Pensando nesse questionamento, neste artigo, vamos esclarecer de uma vez por todas a necessidade ou não de se colocar o hífen com esse falso prefixo. Confira!

Quando usar hífen com neo-?

As regras do uso do hífen com o falso prefixo “neo-” são bem simples. Nos casos em que o segundo elemento se inicia com as letras “o” ou “h”, o hífen é obrigatório. Observe os exemplos abaixo:

  • neo-humanismo;
  • neo-ortodoxo;
  • neo-hebraico;
  • neo-otoplastia. 

Já se o segundo elemento começar com as consoantes “s” ou “r”, é obrigatório dobrá-las e não utilizar o hífen. Veja:

  • neorrealismo;
  • neossolo;
  • neorrepublicano;
  • neossocialista.

Nos demais casos, o hífen não é usado.

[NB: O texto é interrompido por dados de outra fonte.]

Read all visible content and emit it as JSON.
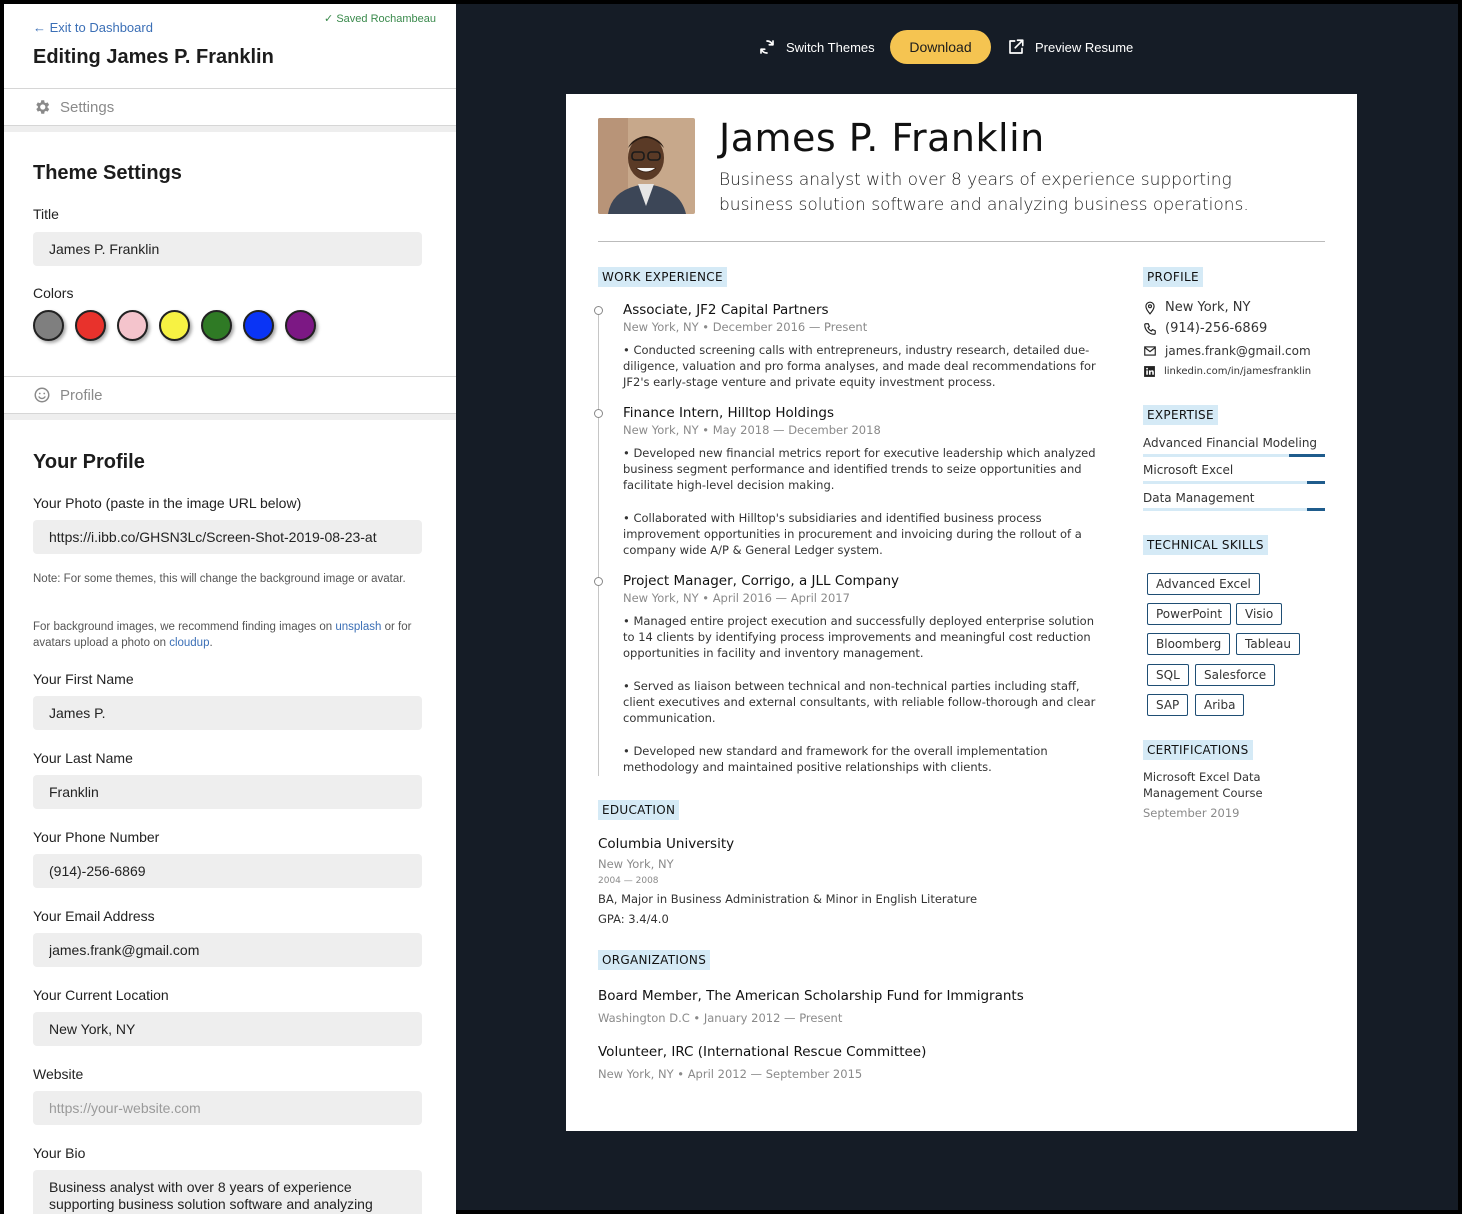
{
  "editor": {
    "exit_link": "← Exit to Dashboard",
    "saved_status": "✓ Saved Rochambeau",
    "editing_title": "Editing James P. Franklin",
    "settings_header": "Settings",
    "theme_settings_title": "Theme Settings",
    "title_label": "Title",
    "title_value": "James P. Franklin",
    "colors_label": "Colors",
    "colors": [
      "#7f7f7f",
      "#e8322c",
      "#f4c4cc",
      "#f7f243",
      "#2f7a25",
      "#0a34f5",
      "#7c1884"
    ],
    "profile_header": "Profile",
    "your_profile_title": "Your Profile",
    "photo_label": "Your Photo (paste in the image URL below)",
    "photo_value": "https://i.ibb.co/GHSN3Lc/Screen-Shot-2019-08-23-at",
    "note_1": "Note: For some themes, this will change the background image or avatar.",
    "note_2_prefix": "For background images, we recommend finding images on ",
    "note_2_link1": "unsplash",
    "note_2_middle": " or for avatars upload a photo on ",
    "note_2_link2": "cloudup",
    "note_2_suffix": ".",
    "first_name_label": "Your First Name",
    "first_name_value": "James P.",
    "last_name_label": "Your Last Name",
    "last_name_value": "Franklin",
    "phone_label": "Your Phone Number",
    "phone_value": "(914)-256-6869",
    "email_label": "Your Email Address",
    "email_value": "james.frank@gmail.com",
    "location_label": "Your Current Location",
    "location_value": "New York, NY",
    "website_label": "Website",
    "website_placeholder": "https://your-website.com",
    "bio_label": "Your Bio",
    "bio_value": "Business analyst with over 8 years of experience supporting business solution software and analyzing"
  },
  "toolbar": {
    "switch_themes": "Switch Themes",
    "download": "Download",
    "preview_resume": "Preview Resume"
  },
  "resume": {
    "name": "James P. Franklin",
    "summary": "Business analyst with over 8 years of experience supporting business solution software and analyzing business operations.",
    "work_heading": "WORK EXPERIENCE",
    "jobs": [
      {
        "title": "Associate, JF2 Capital Partners",
        "meta": "New York, NY • December 2016 — Present",
        "bullets": [
          "• Conducted screening calls with entrepreneurs, industry research, detailed due-diligence, valuation and pro forma analyses, and made deal recommendations for JF2's early-stage venture and private equity investment process."
        ]
      },
      {
        "title": "Finance Intern, Hilltop Holdings",
        "meta": "New York, NY • May 2018 — December 2018",
        "bullets": [
          "• Developed new financial metrics report for executive leadership which analyzed business segment performance and identified trends to seize opportunities and facilitate high-level decision making.",
          "• Collaborated with Hilltop's subsidiaries and identified business process improvement opportunities in procurement and invoicing during the rollout of a company wide A/P & General Ledger system."
        ]
      },
      {
        "title": "Project Manager, Corrigo, a JLL Company",
        "meta": "New York, NY • April 2016 — April 2017",
        "bullets": [
          "• Managed entire project execution and successfully deployed enterprise solution to 14 clients by identifying process improvements and meaningful cost reduction opportunities in facility and inventory management.",
          "• Served as liaison between technical and non-technical parties including staff, client executives and external consultants, with reliable follow-thorough and clear communication.",
          "• Developed new standard and framework for the overall implementation methodology and maintained positive relationships with clients."
        ]
      }
    ],
    "education_heading": "EDUCATION",
    "education": {
      "school": "Columbia University",
      "location": "New York, NY",
      "dates": "2004 — 2008",
      "degree": "BA, Major in Business Administration & Minor in English Literature",
      "gpa": "GPA: 3.4/4.0"
    },
    "organizations_heading": "ORGANIZATIONS",
    "organizations": [
      {
        "title": "Board Member, The American Scholarship Fund for Immigrants",
        "meta": "Washington D.C • January 2012 — Present"
      },
      {
        "title": "Volunteer, IRC (International Rescue Committee)",
        "meta": "New York, NY • April 2012 — September 2015"
      }
    ],
    "profile_heading": "PROFILE",
    "profile": {
      "location": "New York, NY",
      "phone": "(914)-256-6869",
      "email": "james.frank@gmail.com",
      "linkedin": "linkedin.com/in/jamesfranklin"
    },
    "expertise_heading": "EXPERTISE",
    "expertise": [
      {
        "name": "Advanced Financial Modeling",
        "level": 0.8
      },
      {
        "name": "Microsoft Excel",
        "level": 0.9
      },
      {
        "name": "Data Management",
        "level": 0.9
      }
    ],
    "technical_heading": "TECHNICAL SKILLS",
    "technical_skills": [
      "Advanced Excel",
      "PowerPoint",
      "Visio",
      "Bloomberg",
      "Tableau",
      "SQL",
      "Salesforce",
      "SAP",
      "Ariba"
    ],
    "certifications_heading": "CERTIFICATIONS",
    "certification": {
      "name": "Microsoft Excel Data Management Course",
      "date": "September 2019"
    }
  },
  "colors": {
    "preview_bg": "#151c26",
    "download_button": "#f5c451",
    "badge_bg": "#d5eaf6",
    "skill_fill": "#1f5c8c",
    "link": "#3b6fb6",
    "saved_green": "#3a8a4c"
  }
}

Confira alguns exemplos:

  • neonatal;
  • neobarroco;
  • neolibral;
  • neoclássico;
  • neocatolicismo. 

Falso prefixo

Neo é considerado um falso prefixo. Para entender melhor esse conceito, é necessário antes compreender o que é um prefixo.

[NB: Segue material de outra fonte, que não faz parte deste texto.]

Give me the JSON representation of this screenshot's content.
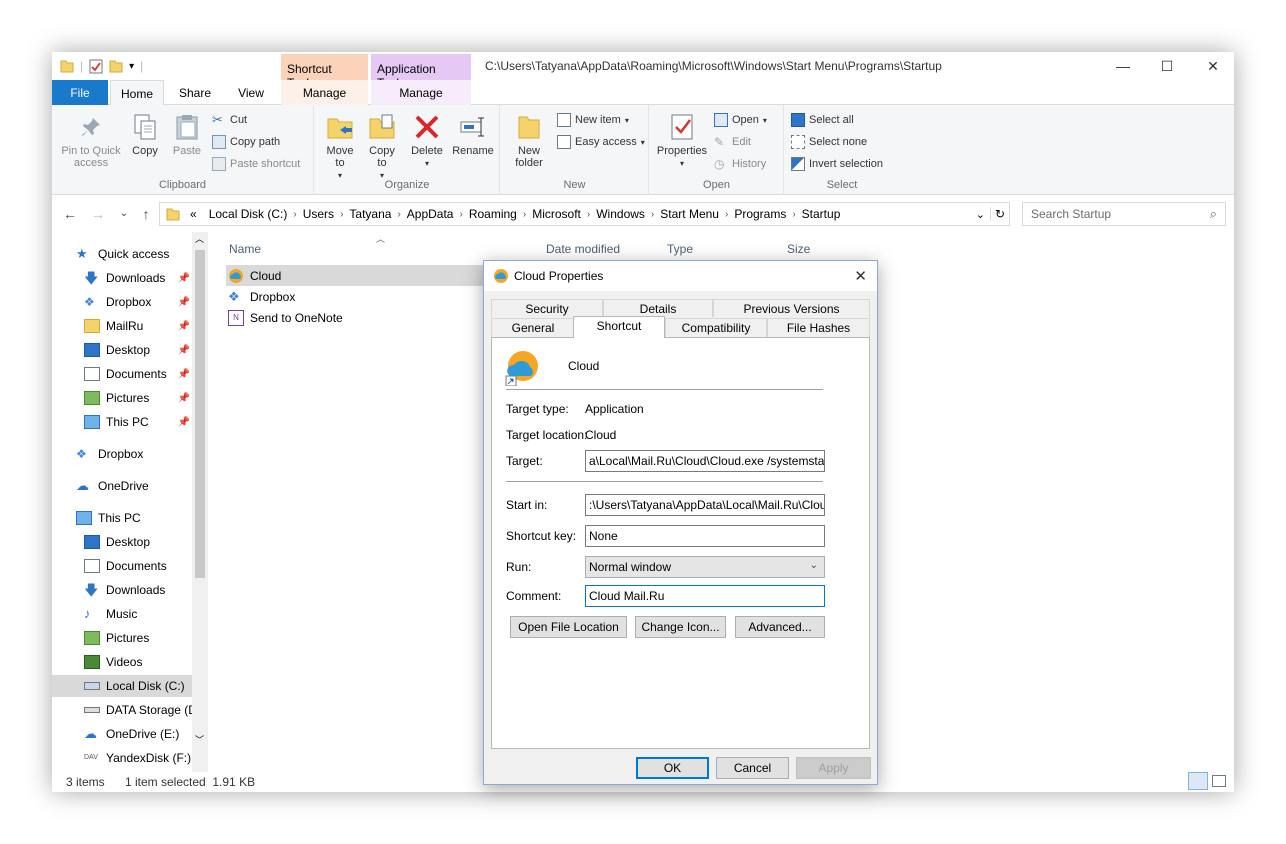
{
  "window": {
    "title_path": "C:\\Users\\Tatyana\\AppData\\Roaming\\Microsoft\\Windows\\Start Menu\\Programs\\Startup",
    "context_tabs": {
      "shortcut_tools": "Shortcut Tools",
      "application_tools": "Application Tools"
    }
  },
  "ribbon_tabs": {
    "file": "File",
    "home": "Home",
    "share": "Share",
    "view": "View",
    "manage1": "Manage",
    "manage2": "Manage"
  },
  "ribbon": {
    "clipboard": {
      "label": "Clipboard",
      "pin": "Pin to Quick access",
      "copy": "Copy",
      "paste": "Paste",
      "cut": "Cut",
      "copy_path": "Copy path",
      "paste_shortcut": "Paste shortcut"
    },
    "organize": {
      "label": "Organize",
      "move_to": "Move to",
      "copy_to": "Copy to",
      "delete": "Delete",
      "rename": "Rename"
    },
    "new": {
      "label": "New",
      "new_folder": "New folder",
      "new_item": "New item",
      "easy_access": "Easy access"
    },
    "open": {
      "label": "Open",
      "properties": "Properties",
      "open": "Open",
      "edit": "Edit",
      "history": "History"
    },
    "select": {
      "label": "Select",
      "select_all": "Select all",
      "select_none": "Select none",
      "invert": "Invert selection"
    }
  },
  "address": {
    "segments": [
      "«",
      "Local Disk (C:)",
      "Users",
      "Tatyana",
      "AppData",
      "Roaming",
      "Microsoft",
      "Windows",
      "Start Menu",
      "Programs",
      "Startup"
    ],
    "search_placeholder": "Search Startup"
  },
  "nav": {
    "items": [
      {
        "label": "Quick access"
      },
      {
        "label": "Downloads"
      },
      {
        "label": "Dropbox"
      },
      {
        "label": "MailRu"
      },
      {
        "label": "Desktop"
      },
      {
        "label": "Documents"
      },
      {
        "label": "Pictures"
      },
      {
        "label": "This PC"
      },
      {
        "label": "Dropbox"
      },
      {
        "label": "OneDrive"
      },
      {
        "label": "This PC"
      },
      {
        "label": "Desktop"
      },
      {
        "label": "Documents"
      },
      {
        "label": "Downloads"
      },
      {
        "label": "Music"
      },
      {
        "label": "Pictures"
      },
      {
        "label": "Videos"
      },
      {
        "label": "Local Disk (C:)"
      },
      {
        "label": "DATA Storage (D"
      },
      {
        "label": "OneDrive (E:)"
      },
      {
        "label": "YandexDisk (F:)"
      }
    ]
  },
  "files": {
    "columns": {
      "name": "Name",
      "date": "Date modified",
      "type": "Type",
      "size": "Size"
    },
    "rows": [
      {
        "name": "Cloud"
      },
      {
        "name": "Dropbox"
      },
      {
        "name": "Send to OneNote"
      }
    ]
  },
  "status": {
    "items": "3 items",
    "selected": "1 item selected  1.91 KB"
  },
  "dialog": {
    "title": "Cloud Properties",
    "tabs": {
      "security": "Security",
      "details": "Details",
      "previous_versions": "Previous Versions",
      "general": "General",
      "shortcut": "Shortcut",
      "compatibility": "Compatibility",
      "file_hashes": "File Hashes"
    },
    "app_name": "Cloud",
    "target_type_label": "Target type:",
    "target_type": "Application",
    "target_location_label": "Target location:",
    "target_location": "Cloud",
    "target_label": "Target:",
    "target": "a\\Local\\Mail.Ru\\Cloud\\Cloud.exe /systemstartup",
    "start_in_label": "Start in:",
    "start_in": ":\\Users\\Tatyana\\AppData\\Local\\Mail.Ru\\Cloud",
    "shortcut_key_label": "Shortcut key:",
    "shortcut_key": "None",
    "run_label": "Run:",
    "run": "Normal window",
    "comment_label": "Comment:",
    "comment": "Cloud Mail.Ru",
    "open_file_location": "Open File Location",
    "change_icon": "Change Icon...",
    "advanced": "Advanced...",
    "ok": "OK",
    "cancel": "Cancel",
    "apply": "Apply"
  }
}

Um prefixo é um termo que se junta a outra palavra para formar um novo termo, com um novo significado. Apesar de possuir um significado por si só, a função principal do prefixo é formar outros vocábulos.

Já o falso prefixo é um termo que, conquanto tenha aparência e funcione como prefixo, possui seu próprio radical, ou seja, ele poderia ser utilizado de forma isolada, sem precisar do complemento de outro vocábulo.

Dito de outra forma, trata-se de uma palavra que surgiu como termo independente e, com o tempo, passou a ser utilizada como prefixo.

Outros exemplos de falsos prefixos são: contra, auto, agro, aero, pseudo e semi.